Anil Ambani-promoted Reliance Communications had decided to stop its consumer telecom services including wireless, DTH and PCO business to improve its financial conditions that were affected by the entry of Reliance Jio. During the process, Reliance Communications has also slashed several thousands of jobs.
“RCOM’s planned exit from the consumer business has achieved more than the desired results. RCOM has reduced its net loss by over 95 percent. RCOM expects to deliver even better financial performance in the coming quarters,” said Anil Ambani, chairman of Reliance Communications.

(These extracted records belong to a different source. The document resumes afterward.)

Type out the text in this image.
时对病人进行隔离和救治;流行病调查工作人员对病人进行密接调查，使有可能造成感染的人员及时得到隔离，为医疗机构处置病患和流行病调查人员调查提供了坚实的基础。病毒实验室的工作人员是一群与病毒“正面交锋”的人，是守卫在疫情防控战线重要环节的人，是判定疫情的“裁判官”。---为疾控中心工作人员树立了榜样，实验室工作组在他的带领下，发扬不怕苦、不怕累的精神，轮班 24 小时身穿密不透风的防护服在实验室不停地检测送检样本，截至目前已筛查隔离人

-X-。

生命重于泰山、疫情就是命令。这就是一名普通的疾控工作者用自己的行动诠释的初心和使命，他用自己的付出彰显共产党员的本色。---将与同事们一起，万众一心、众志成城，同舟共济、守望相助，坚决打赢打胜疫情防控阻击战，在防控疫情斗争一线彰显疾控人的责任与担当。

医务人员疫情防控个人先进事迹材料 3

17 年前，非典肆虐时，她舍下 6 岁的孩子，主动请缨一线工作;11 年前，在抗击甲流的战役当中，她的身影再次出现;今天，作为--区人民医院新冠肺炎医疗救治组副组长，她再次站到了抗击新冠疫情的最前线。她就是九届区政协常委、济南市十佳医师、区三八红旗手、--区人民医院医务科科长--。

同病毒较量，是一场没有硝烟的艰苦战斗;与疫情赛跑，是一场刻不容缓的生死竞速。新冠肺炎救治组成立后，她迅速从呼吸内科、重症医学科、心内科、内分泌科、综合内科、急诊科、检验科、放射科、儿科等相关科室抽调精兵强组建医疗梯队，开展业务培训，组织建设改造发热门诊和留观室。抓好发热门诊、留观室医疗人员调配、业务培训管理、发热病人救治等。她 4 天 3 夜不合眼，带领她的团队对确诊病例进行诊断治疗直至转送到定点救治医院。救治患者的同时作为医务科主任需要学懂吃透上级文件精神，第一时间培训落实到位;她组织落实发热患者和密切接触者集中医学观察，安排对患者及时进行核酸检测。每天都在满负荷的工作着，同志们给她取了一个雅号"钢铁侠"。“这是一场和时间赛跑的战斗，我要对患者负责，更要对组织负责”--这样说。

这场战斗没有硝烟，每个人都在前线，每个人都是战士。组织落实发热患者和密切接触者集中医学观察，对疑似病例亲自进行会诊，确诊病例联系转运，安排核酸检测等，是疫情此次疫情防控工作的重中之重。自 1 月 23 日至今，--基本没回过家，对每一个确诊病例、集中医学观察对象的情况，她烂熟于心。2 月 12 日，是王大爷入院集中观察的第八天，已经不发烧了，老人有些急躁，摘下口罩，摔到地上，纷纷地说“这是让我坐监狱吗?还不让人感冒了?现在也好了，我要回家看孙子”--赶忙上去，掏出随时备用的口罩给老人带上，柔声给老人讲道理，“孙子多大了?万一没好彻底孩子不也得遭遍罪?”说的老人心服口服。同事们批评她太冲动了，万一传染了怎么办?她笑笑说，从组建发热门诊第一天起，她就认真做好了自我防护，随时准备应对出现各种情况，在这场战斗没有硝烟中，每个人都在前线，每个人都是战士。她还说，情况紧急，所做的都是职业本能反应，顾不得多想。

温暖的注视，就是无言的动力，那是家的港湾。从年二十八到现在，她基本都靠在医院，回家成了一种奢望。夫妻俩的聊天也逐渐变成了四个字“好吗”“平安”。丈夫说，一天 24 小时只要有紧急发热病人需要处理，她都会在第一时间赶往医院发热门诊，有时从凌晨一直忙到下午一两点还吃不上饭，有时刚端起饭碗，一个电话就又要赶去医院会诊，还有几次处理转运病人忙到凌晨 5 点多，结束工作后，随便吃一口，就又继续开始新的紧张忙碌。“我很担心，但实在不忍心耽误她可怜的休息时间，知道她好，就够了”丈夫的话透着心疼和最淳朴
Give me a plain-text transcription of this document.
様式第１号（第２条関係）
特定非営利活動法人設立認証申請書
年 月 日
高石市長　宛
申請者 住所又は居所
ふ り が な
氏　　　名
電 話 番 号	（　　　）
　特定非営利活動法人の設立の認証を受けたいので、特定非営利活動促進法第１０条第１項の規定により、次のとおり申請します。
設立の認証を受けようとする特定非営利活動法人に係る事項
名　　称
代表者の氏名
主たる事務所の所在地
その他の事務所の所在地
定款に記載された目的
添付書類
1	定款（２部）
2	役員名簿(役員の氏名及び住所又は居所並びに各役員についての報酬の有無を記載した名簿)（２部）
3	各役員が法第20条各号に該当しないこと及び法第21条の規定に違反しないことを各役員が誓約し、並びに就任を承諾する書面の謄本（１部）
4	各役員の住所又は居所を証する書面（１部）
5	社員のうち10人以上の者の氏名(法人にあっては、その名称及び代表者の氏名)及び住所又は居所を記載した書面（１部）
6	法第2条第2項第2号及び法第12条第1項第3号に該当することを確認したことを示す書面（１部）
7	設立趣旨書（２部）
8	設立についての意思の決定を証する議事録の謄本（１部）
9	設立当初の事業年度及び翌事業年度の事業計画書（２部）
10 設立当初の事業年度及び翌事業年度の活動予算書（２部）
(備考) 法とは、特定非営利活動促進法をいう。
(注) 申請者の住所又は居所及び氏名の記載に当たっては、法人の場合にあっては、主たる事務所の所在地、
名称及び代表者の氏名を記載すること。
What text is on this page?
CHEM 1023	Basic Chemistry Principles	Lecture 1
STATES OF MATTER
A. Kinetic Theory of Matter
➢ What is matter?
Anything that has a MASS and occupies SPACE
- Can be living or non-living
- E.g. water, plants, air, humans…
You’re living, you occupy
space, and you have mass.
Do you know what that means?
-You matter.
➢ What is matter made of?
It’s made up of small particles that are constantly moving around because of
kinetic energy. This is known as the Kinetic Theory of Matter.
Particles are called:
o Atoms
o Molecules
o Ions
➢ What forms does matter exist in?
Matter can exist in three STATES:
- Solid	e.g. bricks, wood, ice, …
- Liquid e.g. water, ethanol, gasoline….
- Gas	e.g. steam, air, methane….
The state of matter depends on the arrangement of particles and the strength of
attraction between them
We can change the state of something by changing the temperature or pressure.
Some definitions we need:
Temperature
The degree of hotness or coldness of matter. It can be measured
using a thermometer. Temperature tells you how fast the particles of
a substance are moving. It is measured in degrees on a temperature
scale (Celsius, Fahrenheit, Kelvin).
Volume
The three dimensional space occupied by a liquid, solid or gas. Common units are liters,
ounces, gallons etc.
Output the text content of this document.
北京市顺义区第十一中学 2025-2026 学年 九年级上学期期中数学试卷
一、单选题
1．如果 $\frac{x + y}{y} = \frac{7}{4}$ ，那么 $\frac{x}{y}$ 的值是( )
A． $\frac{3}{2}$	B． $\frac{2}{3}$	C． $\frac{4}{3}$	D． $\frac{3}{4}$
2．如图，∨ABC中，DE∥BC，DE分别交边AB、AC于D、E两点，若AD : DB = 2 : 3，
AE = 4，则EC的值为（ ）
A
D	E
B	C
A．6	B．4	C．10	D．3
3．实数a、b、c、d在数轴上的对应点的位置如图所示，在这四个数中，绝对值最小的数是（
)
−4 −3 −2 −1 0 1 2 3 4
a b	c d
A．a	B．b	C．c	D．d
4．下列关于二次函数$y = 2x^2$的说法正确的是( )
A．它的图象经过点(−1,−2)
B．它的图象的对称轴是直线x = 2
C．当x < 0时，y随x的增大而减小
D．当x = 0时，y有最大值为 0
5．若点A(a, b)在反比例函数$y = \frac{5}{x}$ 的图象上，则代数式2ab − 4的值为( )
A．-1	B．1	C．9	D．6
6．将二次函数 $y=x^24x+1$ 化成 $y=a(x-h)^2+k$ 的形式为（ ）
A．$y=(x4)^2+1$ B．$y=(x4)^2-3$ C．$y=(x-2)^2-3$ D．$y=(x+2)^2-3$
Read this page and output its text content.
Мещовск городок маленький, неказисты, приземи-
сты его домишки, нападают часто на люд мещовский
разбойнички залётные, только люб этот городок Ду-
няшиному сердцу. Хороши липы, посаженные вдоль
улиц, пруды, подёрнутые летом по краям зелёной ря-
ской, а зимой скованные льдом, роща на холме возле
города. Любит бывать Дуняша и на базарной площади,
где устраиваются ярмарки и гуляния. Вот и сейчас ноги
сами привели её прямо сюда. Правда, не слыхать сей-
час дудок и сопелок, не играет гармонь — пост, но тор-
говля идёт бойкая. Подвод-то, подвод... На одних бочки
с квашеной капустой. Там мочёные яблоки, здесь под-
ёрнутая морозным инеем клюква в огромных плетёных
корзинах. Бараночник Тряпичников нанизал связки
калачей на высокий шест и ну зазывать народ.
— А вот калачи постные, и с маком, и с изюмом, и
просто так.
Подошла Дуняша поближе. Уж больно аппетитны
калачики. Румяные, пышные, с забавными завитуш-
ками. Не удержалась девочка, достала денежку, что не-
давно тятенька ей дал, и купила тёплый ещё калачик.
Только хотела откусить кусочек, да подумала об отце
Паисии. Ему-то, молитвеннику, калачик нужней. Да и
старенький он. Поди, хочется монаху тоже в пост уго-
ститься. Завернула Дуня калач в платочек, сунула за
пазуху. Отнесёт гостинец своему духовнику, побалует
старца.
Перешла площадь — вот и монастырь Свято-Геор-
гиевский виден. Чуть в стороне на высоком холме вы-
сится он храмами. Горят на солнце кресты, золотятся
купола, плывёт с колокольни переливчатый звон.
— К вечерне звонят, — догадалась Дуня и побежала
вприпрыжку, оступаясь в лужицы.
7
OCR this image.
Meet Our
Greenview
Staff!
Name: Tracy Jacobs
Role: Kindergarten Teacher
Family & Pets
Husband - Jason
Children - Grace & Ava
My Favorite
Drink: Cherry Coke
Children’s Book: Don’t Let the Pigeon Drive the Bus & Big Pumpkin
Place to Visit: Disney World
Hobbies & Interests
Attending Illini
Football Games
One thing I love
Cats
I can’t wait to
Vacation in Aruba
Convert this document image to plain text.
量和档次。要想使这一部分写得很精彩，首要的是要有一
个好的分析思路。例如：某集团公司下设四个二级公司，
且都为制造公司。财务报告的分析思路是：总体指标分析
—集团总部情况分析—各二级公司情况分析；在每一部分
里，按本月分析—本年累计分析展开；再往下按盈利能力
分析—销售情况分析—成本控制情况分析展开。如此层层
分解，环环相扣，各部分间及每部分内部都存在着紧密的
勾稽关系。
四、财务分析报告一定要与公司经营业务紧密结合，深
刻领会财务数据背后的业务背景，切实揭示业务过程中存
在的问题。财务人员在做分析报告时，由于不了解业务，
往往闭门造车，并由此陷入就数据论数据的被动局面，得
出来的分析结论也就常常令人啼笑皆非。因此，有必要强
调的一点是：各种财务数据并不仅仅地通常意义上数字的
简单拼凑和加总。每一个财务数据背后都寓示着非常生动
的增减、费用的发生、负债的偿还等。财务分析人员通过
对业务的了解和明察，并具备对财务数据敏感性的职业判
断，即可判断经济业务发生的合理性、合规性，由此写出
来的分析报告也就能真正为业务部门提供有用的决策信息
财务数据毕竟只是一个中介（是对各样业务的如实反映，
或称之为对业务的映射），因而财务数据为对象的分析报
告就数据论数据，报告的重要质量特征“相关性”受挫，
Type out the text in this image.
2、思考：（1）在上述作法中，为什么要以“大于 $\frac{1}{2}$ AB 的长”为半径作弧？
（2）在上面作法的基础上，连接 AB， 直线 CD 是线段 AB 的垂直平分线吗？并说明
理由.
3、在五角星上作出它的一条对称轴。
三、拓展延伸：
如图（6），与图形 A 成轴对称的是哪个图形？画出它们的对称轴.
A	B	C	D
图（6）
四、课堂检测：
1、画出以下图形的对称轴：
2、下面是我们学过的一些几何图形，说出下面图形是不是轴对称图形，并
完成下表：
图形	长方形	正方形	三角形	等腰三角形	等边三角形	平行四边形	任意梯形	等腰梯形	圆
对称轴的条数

Reliance Communications is now focusing on Business to Business (B2B) businesses namely Global and Indian enterprise, internet data centres (IDC), global submarine cable network and international long distance voice with ~40,000 Global and Indian customers.
RCOM’s new business reported consolidated revenues of Rs 1,176 crore and EBITDA of Rs 252 crore with EBITDA margin of 21.4 percent.
Revenue from Indian operations was Rs 596 crore with EBITDA of Rs 95 crore. Revenue from global business was Rs 709 crore with EBITDA of Rs 157 crore.
As part of the company strategy, RCOM signed agreements with Reliance Jio Infocomm, a company promoted by Mukesh Ambani, to sell wireless, spectrum (excluding 4G spectrum under sharing), cellular tower, fiber and media convergence node (MCN) assets.